Closed Maybewuss closed 5 years ago
Hi @Maybewuss, to answer your questions:
(1) Entity masking and overfitting issue: I think an example may better illustrate this:
(Albert Einstein) was born in [Germany] in 1879.
Here let's say that "Albert Einstein" is the subject, "Germany" the object entity, and a "per:country_of_birth" relation between them. A model directly trained on this data without entity masking may learn the correlation (or so-called "dataset bias") between "Einstein" or "Germany" and the output relation "per:country_of_birth", instead of solely focusing on the textual evidence "was born in". A dangerous outcome of learning this correlation is that at test time, the model may predict "per:country_of_birth" whenever it sees "Einstein" and "Germany" and vice versa, which is not what we want. In fact data biases like this exists in almost any dataset, including TACRED.
On the contrary, when entity masking is applied, the above example becomes:
(Subject-PERSON) was born in [OBJ-COUNTRY] in 1879.
Now neither the actual subject or object entity is exposed to the model during training. As a result, the model has to focus on the entity types and the textual evidence "was born in" to make its prediction, resulting in better generalizability to unseen examples at test time.
(2) Data processing pipeline: I think https://github.com/yuhaozhang/tacred-relation/issues/9 may be helpful?
Thanks. But when entity masking applied, how do you ensure that the model's concerned is the textual evidence "was born in" instead of "(Subject-PERSON)" and "[OBJ-COUNTRY]".Maybe at test time, the model always predict "per:country_of_birth" whenever it sees "(Subject-PERSON)" and "[OBJ-COUNTRY]" . In other word, if there are many sentences which contain "(Albert Einstein) was born in [Germany] in 1879." in the training data, the model may overfit, but I think the sentence contain "Einstein" and "Germany" can't entail a "per:country_of_birth" relation between them. So why the model learn the 'dataset bias'.
Imagine after deployment your model sees such an example:
(Krüger) was born in [Germany] in 1980.
Now since "Krüger" was never seen during training, it might be recognized by many neural models as an \<UNK> token.

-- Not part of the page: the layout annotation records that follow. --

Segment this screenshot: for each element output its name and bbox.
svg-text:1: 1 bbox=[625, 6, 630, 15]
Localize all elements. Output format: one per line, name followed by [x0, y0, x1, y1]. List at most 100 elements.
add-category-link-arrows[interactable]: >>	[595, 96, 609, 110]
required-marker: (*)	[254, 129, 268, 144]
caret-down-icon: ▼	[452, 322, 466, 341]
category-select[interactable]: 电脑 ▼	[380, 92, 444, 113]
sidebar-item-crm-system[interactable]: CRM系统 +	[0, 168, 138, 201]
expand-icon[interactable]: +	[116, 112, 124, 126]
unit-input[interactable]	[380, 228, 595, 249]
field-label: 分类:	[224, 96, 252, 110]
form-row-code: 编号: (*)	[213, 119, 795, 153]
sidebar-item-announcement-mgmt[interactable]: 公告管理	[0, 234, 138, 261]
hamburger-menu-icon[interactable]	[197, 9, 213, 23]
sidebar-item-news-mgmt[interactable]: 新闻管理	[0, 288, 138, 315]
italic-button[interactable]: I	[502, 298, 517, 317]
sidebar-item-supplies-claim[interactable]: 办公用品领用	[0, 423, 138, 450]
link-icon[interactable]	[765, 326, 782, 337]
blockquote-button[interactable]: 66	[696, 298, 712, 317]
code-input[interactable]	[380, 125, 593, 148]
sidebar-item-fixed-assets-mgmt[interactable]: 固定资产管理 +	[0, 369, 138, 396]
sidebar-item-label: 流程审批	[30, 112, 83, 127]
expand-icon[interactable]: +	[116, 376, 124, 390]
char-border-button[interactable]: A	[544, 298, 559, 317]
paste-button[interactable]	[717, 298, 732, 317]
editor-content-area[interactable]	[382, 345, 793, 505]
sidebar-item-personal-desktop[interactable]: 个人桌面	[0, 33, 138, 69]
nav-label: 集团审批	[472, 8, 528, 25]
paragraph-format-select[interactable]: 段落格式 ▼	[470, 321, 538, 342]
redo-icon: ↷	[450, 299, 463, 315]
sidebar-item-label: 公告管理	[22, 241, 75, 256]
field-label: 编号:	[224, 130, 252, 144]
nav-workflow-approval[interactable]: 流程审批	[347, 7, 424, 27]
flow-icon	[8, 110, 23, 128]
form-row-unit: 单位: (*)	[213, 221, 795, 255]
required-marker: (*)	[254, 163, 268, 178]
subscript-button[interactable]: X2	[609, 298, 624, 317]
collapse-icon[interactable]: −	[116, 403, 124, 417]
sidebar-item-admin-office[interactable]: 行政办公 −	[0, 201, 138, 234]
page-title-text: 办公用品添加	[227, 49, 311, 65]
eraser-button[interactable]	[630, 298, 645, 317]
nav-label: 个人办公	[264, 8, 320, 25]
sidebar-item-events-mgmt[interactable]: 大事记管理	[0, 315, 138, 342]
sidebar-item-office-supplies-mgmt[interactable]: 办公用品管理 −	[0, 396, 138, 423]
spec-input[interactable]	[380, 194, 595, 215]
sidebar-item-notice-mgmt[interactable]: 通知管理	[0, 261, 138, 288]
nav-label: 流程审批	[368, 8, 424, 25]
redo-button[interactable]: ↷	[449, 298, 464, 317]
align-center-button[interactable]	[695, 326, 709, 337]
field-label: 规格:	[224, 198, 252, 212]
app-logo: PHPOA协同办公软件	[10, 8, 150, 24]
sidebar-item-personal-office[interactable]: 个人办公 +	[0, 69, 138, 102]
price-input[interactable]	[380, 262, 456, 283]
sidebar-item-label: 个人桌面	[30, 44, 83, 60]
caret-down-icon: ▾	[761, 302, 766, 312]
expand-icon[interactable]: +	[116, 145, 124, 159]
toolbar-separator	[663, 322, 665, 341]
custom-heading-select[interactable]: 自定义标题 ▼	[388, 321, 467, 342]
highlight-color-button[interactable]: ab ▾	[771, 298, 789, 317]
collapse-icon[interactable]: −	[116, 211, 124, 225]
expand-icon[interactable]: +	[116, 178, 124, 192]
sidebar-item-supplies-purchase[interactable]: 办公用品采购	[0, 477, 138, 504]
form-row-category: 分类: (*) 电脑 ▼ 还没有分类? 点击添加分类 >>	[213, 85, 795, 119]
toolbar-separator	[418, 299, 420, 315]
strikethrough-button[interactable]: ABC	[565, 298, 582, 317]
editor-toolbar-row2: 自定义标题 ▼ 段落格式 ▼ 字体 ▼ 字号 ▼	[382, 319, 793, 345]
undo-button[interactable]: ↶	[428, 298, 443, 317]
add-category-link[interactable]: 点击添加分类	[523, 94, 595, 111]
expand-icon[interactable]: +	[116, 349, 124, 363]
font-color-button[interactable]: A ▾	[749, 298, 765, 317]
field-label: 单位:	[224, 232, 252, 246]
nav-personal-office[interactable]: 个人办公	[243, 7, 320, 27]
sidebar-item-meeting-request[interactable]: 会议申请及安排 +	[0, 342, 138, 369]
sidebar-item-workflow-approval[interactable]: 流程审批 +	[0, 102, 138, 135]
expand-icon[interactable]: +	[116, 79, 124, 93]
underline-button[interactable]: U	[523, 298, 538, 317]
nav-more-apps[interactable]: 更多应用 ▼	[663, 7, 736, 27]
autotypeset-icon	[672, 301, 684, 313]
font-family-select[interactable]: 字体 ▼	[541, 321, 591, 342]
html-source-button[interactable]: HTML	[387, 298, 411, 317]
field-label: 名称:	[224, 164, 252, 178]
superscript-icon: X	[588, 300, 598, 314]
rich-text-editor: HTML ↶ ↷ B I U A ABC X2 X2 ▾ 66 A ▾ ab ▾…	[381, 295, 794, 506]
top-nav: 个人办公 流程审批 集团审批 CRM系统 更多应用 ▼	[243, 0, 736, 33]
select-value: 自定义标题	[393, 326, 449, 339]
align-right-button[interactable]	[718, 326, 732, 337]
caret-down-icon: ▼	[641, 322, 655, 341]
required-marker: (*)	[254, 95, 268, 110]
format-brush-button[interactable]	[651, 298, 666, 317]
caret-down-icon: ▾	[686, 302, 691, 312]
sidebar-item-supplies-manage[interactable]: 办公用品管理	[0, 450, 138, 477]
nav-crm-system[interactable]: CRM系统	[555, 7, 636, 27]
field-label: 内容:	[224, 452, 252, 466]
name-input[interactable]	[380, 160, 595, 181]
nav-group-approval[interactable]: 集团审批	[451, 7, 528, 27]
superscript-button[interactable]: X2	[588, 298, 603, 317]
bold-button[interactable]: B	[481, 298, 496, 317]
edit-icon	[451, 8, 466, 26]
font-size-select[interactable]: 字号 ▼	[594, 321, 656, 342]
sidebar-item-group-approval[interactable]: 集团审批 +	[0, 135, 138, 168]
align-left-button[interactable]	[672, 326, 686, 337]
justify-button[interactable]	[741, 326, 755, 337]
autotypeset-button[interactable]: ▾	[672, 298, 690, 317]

As a result, models that were trained without entity masking may fail to generalize to this example. However, with entity masking this example will appear just as the previous example seen during training time.
In fact we ran an experiment like this with the SemEval dataset in Sec 6.4 of this paper. In short, we trained a relation extraction model without entity masking and at test time, we replaced all subj and obj entities with \<UNK> tokens to simulate the scenario where the entities were never seen during training. The model's test performance drops drastically from 83.6 F1 to 62.4, showing a hard time generalizing to sentences with unseen entities.
In the paper 4.2 section, you say this precessing step helps (1) provide a model with entity type information, and (2) pre- vent a model from overfitting its predictions to specific entities.But i think it may lead overfitting easily instead of preventing because the original subject entity and object entity should be various, while after this precessing, they are masked to some special tokens and whether the number or the form of special tokens is not as ample as original tokens. So why this precessing step can prevent a model from overfitting? Anther question is if I feed a new text to this model, I have to recognize name entity in the text, how to do that if I don't use Stanford CoreNLP? By the way, can this model be applied to other datasets or real-life scenario? Thanks and God bless.